Casi diez meses después de la muerte de su marido, tuvo una niña peluda y amoratada. Era nueve de marzo. Logró esconder su estado pero las malas lenguas que la vieron deambular a altas horas de la noche, no dudaron en crear una mentira que repetida sería verdad.

-Tan grande es la criatura que ha salido antes de tiempo.

Dejó de ser madre llevando a su hija con las monjas. Estaba sola, la situación no era mucho mejor que meses atrás. Mala cosecha. Carecía de capataz y dama de cría. Días después la mujer de Honorato, flamenca por aquel entonces, tuvo una tardana. No la vio más. Solo guardó una botella vacía para recoger sus propias lágrimas.

Por la mañana Doña María se despertó con ganas.
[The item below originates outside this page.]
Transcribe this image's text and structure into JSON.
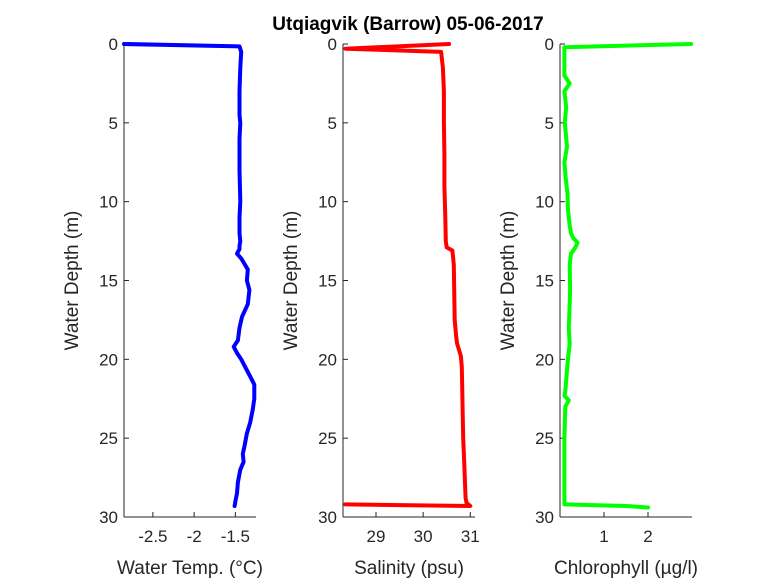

Le pidió a Paquita un vaso de leche y un trozo de pan, pero ella aprovechando la momentánea presencia de Ubaldo había hecho torrijas. Después le ordenó que subiera a llamar a sus hijos.

Cuando llegaron con sus ojos de pan negro, invitaron a Paquita a que saliera.

-No te vayas. Tienes los mismos ojos que tu padre y mi receta -le dijo.  No te vayas, hija mía.